CHP lideri Kemal Kılıçdaroğlu bir süredir devlet televizyonu
TRT’nin “Hayır” kampanyasına, CHP’nin mitinglerine yer
vermediğinden yakınıyordu.
Oysa TRT yasasına göre Meclis’teki partilere oranlarına göre yer
verilmeliydi.
Birkaç girişimden sonra TRT Kılıçdaroğlu’na 7 Nisan saat 19.00’da canlı mülakat için randevu verdi.
Duyurular yapıldı, CHP lideri stüdyoya gitti, geri sayım başladı.
Ancak saat 19.00 oldu, geçti, hala yayın başlamıyordu. Kılıçdaroğlu sordu. Cevabını da aldı: Henüz Cumhurbaşkanı Tayyip Erdoğan’ın konuşması bitmemişti.
Erdoğan neredeyse bütün televizyon kanallarınca –kimince gönüllü, kimince öylesi daha uygun görüldüğü için- canlı yayınlanan konuşmasını tamamladı, Kılıçdaroğlu 19.30 gibi başladı.
Yayında da TRT’ye eleştirisini yaptı; işte bu durumun “tek adam yönetimine” örnek oluşturduğunu söyledi.

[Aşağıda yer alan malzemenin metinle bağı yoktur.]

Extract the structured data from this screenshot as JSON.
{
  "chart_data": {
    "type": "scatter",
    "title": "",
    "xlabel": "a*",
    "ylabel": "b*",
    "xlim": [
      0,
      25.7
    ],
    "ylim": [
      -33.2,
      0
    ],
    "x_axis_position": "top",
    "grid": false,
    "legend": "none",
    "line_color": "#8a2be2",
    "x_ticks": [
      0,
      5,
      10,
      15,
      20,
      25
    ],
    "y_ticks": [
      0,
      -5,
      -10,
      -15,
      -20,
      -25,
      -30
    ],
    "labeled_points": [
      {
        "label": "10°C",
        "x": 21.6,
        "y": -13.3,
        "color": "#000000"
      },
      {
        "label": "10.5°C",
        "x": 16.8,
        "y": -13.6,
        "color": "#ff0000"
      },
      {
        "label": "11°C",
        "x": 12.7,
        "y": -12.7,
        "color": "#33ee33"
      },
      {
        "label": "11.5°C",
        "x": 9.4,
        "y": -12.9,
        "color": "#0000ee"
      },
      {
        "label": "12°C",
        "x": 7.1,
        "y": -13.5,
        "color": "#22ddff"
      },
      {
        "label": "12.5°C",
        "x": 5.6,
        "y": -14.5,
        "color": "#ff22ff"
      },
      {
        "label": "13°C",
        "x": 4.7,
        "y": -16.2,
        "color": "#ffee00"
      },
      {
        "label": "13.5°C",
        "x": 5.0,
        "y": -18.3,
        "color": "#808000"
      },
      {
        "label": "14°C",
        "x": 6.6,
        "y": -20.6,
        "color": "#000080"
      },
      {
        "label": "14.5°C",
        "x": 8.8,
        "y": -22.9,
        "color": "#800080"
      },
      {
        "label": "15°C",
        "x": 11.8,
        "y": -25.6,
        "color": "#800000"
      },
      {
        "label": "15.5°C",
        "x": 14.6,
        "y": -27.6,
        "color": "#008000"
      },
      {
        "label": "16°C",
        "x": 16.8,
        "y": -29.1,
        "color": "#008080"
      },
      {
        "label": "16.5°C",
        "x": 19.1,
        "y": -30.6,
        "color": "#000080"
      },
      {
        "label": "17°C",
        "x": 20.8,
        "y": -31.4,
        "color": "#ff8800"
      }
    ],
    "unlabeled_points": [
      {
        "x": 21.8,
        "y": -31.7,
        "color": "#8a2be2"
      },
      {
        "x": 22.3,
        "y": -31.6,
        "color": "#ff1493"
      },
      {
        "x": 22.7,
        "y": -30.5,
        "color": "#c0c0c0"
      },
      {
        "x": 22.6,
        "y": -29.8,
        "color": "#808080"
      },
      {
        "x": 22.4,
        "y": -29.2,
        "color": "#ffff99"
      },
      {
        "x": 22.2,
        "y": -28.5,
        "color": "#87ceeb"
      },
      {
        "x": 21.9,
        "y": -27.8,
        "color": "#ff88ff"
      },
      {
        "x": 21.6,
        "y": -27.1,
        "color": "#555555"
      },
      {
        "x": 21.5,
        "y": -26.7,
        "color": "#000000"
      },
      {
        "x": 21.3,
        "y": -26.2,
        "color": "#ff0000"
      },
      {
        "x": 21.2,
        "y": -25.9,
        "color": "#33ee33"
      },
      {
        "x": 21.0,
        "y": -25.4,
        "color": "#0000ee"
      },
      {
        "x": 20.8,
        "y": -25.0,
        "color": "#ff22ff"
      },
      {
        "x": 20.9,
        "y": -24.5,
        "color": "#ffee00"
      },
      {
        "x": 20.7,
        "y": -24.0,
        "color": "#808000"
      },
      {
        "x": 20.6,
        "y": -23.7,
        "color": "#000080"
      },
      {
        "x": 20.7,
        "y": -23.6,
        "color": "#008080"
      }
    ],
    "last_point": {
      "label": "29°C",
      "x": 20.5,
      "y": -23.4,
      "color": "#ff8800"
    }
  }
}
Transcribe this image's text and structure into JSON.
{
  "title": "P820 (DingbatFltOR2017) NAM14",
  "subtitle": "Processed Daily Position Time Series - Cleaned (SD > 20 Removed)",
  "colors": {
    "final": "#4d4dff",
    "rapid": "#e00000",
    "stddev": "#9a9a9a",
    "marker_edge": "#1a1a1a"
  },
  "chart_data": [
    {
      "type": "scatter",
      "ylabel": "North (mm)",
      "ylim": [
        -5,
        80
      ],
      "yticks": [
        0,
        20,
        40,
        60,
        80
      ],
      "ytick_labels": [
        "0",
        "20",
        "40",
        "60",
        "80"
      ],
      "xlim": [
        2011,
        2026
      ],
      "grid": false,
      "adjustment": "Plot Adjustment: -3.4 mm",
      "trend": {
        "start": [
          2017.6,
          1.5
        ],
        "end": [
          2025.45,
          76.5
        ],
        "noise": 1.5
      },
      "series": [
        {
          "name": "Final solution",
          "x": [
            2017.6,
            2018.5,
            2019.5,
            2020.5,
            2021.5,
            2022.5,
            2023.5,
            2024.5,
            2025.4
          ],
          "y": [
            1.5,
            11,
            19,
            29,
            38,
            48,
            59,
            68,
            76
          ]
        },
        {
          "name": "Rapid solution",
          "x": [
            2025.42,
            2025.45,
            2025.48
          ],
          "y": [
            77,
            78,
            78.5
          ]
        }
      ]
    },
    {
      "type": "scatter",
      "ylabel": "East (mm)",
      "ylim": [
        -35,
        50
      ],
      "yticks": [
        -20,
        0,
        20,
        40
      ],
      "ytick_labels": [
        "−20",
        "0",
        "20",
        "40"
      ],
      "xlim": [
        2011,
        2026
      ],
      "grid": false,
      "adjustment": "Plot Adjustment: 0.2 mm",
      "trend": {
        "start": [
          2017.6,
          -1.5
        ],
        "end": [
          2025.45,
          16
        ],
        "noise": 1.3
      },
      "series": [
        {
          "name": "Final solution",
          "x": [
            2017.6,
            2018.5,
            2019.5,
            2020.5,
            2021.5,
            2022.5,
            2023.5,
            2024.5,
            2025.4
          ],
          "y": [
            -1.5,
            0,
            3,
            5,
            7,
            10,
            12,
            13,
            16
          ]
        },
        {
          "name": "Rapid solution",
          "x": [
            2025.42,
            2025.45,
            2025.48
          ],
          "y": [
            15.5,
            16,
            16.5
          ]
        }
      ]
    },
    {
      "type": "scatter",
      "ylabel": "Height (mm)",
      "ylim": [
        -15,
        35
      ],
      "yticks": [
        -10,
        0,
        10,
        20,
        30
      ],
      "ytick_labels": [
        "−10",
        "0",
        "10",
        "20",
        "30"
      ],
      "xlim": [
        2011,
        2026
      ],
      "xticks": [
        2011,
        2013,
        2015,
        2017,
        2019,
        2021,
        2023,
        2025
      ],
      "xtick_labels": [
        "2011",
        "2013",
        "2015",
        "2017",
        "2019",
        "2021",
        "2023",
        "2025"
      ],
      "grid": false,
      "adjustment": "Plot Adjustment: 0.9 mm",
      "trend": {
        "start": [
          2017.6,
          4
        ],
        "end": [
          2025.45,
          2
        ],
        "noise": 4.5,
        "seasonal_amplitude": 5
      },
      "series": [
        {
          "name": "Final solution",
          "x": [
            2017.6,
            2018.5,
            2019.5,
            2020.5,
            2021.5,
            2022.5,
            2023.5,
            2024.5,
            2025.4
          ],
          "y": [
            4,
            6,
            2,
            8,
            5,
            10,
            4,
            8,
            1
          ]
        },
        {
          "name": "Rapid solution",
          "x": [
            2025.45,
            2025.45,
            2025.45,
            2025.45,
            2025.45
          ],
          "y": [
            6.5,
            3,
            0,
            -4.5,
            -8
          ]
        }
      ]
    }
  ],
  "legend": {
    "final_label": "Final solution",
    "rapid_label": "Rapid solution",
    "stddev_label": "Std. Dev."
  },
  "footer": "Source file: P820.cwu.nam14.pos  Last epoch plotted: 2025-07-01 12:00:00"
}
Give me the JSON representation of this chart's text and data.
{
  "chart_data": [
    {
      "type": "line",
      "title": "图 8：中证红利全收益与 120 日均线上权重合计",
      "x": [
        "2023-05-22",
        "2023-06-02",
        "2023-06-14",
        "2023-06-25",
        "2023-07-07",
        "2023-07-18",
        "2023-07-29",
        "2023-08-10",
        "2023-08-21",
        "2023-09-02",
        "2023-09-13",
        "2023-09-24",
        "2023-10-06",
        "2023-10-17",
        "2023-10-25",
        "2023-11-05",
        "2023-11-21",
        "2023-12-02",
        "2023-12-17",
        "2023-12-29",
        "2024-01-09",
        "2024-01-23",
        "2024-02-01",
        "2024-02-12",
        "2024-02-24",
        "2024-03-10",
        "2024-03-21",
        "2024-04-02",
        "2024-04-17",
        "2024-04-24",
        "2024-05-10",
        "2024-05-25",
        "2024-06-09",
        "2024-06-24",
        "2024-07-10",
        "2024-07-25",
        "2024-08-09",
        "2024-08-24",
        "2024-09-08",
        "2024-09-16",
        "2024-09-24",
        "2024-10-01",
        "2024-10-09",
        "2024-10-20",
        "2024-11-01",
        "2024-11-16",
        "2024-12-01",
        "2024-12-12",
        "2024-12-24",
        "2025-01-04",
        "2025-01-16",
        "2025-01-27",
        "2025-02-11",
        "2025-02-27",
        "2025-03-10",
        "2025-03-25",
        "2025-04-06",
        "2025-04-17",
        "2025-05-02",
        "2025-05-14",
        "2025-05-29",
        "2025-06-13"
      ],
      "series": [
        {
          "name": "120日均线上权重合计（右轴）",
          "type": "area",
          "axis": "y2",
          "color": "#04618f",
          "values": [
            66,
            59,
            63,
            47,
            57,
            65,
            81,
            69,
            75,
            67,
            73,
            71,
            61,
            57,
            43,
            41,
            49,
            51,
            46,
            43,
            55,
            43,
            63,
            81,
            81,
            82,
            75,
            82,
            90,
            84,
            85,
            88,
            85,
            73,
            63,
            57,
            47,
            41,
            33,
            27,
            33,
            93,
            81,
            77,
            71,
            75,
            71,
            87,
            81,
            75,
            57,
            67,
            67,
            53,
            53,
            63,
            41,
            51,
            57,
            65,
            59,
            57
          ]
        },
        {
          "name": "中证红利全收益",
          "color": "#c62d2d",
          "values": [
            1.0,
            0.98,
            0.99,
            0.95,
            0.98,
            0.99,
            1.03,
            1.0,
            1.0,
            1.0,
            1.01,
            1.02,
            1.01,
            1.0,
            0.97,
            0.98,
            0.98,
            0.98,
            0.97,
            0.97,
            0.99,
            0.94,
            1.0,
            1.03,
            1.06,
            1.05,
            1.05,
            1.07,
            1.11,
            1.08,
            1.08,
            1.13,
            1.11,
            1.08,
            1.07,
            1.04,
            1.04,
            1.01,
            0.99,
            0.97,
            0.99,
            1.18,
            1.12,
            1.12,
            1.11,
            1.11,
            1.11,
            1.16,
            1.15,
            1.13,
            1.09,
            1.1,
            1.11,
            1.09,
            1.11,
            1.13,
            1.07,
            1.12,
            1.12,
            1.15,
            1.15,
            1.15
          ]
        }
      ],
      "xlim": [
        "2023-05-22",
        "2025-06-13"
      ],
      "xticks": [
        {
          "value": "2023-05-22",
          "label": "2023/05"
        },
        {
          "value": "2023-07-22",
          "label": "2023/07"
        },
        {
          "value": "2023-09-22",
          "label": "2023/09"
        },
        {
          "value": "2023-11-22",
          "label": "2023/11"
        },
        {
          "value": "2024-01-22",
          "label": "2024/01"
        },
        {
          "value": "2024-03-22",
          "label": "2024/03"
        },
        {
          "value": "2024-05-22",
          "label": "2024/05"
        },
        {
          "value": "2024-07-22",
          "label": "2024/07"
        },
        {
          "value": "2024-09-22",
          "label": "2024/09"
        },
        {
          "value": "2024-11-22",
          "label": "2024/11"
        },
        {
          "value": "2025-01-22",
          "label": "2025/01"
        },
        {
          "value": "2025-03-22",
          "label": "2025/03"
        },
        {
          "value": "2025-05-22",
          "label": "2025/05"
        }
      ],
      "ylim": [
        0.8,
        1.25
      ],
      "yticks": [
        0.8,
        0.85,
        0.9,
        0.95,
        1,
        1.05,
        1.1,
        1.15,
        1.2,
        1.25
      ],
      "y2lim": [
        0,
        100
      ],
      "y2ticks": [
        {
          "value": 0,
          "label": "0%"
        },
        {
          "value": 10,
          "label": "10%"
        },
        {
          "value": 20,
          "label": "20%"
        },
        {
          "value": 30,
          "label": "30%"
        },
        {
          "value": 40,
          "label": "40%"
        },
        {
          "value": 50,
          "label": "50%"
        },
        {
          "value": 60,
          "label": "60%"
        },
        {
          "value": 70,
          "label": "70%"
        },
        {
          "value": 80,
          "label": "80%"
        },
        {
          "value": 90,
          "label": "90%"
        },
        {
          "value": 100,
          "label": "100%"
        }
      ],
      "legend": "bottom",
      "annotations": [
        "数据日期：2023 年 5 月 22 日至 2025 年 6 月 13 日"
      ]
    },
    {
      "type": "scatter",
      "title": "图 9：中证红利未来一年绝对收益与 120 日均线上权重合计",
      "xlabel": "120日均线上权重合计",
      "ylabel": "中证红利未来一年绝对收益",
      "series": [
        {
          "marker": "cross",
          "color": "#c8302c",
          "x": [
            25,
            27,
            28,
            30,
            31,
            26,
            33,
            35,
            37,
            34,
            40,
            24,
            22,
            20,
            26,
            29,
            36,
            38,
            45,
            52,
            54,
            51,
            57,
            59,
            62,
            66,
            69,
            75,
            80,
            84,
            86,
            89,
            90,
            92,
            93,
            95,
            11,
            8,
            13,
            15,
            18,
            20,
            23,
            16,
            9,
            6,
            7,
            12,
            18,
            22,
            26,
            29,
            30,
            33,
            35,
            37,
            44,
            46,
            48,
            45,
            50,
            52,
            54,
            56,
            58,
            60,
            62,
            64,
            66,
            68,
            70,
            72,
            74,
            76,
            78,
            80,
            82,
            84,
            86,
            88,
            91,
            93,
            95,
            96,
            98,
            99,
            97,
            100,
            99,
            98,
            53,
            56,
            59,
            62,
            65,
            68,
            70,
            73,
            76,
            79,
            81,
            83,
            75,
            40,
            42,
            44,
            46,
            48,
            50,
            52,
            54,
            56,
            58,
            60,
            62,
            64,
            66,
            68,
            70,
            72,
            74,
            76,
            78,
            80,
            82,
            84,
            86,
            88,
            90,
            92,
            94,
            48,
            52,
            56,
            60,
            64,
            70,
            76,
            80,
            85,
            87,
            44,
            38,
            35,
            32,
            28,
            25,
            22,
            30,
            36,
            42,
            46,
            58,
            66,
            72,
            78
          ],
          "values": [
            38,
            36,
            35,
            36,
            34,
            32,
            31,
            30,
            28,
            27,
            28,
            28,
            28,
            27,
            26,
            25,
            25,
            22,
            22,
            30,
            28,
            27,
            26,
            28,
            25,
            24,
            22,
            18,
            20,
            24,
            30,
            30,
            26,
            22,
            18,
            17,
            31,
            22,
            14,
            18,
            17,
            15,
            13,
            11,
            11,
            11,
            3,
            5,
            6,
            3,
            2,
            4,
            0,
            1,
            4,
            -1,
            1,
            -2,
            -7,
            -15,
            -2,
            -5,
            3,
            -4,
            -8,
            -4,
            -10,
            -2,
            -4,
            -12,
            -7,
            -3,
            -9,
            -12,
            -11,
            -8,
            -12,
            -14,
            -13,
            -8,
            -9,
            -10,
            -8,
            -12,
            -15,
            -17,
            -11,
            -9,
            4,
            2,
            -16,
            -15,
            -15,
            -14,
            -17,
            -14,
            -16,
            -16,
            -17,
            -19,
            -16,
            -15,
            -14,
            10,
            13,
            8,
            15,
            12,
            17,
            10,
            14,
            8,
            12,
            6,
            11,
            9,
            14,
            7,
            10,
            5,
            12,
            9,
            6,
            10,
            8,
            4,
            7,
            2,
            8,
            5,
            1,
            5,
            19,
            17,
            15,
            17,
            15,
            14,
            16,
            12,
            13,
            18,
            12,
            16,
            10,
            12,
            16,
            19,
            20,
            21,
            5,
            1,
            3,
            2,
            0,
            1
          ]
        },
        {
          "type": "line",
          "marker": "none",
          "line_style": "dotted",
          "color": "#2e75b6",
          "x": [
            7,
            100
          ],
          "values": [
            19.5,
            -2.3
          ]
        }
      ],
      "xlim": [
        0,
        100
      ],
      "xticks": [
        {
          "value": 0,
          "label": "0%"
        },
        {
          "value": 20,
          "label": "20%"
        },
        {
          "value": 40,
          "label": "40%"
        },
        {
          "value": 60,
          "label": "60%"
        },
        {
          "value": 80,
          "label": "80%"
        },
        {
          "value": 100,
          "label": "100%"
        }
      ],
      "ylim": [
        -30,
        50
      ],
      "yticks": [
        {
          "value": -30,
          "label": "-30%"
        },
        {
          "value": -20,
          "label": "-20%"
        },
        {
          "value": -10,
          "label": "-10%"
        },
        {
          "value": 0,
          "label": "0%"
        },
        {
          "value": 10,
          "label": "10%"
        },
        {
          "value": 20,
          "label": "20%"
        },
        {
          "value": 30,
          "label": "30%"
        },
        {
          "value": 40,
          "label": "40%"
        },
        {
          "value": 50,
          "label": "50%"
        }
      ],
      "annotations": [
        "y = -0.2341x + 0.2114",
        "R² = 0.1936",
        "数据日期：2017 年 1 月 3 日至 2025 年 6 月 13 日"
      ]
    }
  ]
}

Zaten AK Parti hükümeti kampanyanın başında, olağanüstü halin getirdiği kanun hükmünde kararname imkânlarından yararlanarak, özel televizyonların seçim süresince adil yayın yapması zorunluluğunu kaldırmıştı; hükümet yanlısı kanallar “Adil davranmak adına “Hayır” propagandasına alet mi olacağız?” diye feveranı üzerine alınmıştı karar.
Televizyon şikâyetleri bununla da bitmiyordu CHP liderinin. Mesela
ne zaman herhangi bir kanal bir CHP etkinliğini verecek olsa, sanki
önceden haber alınmış gibi yayın birazdan Cumhurbaşkanının,
başbakanın bir konuşmasına dönüyor, hiç olmazsa bakanlardan birisi
o kanalın Ankara bürosuna sürpriz bir ziyaret yapıyor ve tabii
hemen stüdyoya, canlı yayına alınıyordu.